The hot week had materially dried out the boggier bits on the track, but the lake itself was still brimming (it’s hard to tell how deep it may be) and the dragonflies and damselflies were busily hunting and mating all around the edges, while a solitary small frog croaked musically among the rushes at one end. After a welcome break for lunch, we started the circuit, successful avoiding the spots where apparently solid ground proves to be only an inlet between tussocks. Floating bur-reed and bog pondweed were easily visible floating on the surface and, after much hunting and disappointment, we did find a our prime objective, a quillwort (precise species still to be verified at the time of writing).
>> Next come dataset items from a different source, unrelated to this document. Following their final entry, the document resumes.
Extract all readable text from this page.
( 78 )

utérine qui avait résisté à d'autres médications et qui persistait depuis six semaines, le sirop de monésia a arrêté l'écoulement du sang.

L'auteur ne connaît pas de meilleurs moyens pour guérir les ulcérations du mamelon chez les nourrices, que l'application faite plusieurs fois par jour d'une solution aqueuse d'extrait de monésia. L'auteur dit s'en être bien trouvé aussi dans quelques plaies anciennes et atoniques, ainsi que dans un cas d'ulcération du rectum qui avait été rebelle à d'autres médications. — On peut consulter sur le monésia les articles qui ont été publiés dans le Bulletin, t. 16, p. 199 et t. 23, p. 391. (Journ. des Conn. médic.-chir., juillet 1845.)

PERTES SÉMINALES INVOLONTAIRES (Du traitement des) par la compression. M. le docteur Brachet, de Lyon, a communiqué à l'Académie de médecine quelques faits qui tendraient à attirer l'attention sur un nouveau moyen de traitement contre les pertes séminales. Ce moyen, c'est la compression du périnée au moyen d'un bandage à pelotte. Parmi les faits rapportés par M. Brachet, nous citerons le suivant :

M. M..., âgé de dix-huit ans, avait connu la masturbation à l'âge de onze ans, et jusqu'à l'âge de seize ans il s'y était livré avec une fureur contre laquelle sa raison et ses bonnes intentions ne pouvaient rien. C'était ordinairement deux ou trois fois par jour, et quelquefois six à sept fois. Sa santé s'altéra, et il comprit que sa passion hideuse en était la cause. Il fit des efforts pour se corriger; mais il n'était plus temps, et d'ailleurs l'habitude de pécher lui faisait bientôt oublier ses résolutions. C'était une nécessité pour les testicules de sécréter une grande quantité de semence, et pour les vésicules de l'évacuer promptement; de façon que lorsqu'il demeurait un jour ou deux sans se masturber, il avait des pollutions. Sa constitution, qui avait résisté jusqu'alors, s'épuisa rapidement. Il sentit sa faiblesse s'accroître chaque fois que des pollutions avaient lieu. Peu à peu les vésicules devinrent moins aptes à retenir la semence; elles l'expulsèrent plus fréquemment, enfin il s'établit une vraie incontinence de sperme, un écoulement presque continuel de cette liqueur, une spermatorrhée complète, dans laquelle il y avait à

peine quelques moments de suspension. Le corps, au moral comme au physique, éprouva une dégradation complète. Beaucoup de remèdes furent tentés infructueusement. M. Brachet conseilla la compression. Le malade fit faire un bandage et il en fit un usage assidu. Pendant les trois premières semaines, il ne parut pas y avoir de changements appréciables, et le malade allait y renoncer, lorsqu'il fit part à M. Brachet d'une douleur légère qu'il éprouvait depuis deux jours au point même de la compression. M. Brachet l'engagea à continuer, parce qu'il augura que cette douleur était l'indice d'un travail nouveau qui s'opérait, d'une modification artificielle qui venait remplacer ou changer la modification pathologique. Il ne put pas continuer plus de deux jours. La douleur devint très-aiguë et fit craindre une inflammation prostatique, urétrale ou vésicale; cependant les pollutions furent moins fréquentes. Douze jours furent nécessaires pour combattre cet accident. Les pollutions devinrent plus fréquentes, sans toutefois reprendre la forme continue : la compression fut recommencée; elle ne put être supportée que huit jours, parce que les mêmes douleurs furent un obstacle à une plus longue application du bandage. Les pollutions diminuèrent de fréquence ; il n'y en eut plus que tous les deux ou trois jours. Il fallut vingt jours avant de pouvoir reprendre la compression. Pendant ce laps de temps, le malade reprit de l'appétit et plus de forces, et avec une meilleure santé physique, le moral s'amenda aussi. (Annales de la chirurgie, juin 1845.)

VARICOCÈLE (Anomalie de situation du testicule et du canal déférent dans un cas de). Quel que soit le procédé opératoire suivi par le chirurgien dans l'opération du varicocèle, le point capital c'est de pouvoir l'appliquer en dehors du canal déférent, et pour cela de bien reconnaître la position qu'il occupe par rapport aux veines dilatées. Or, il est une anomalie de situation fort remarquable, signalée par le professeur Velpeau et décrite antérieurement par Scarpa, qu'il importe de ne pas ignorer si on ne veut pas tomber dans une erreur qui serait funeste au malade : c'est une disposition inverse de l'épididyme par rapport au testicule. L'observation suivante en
In the marshy ground beside the lake was a satisfyingly large patch of round-leaved sundews and cranberries in among the mosses.
Refilling our water supplies from a stream at the top (not the infant Rhiwnant, spilling out from the still lake waters) we trudged a narrow path across interminable molinia to the top of the Rhiwnant’s valley to look at the mine ruins with their lunar spoil heaps, and followed the beautiful little river down its long sequence of waterfalls and swirling pools to the main valley below.
Spurning the sturdy but oddly positioned bridge (it may be intended to help those whose objective is to visit all of the valley’s mines? it certainly doesn’t help walkers aiming to get back to the Claerwen road) we splashed and paddled across the ford and ambled back along the track to the cars – heat-drained and, truth be told, somewhat travel-stained, but hugely satisfied with our day on the hills.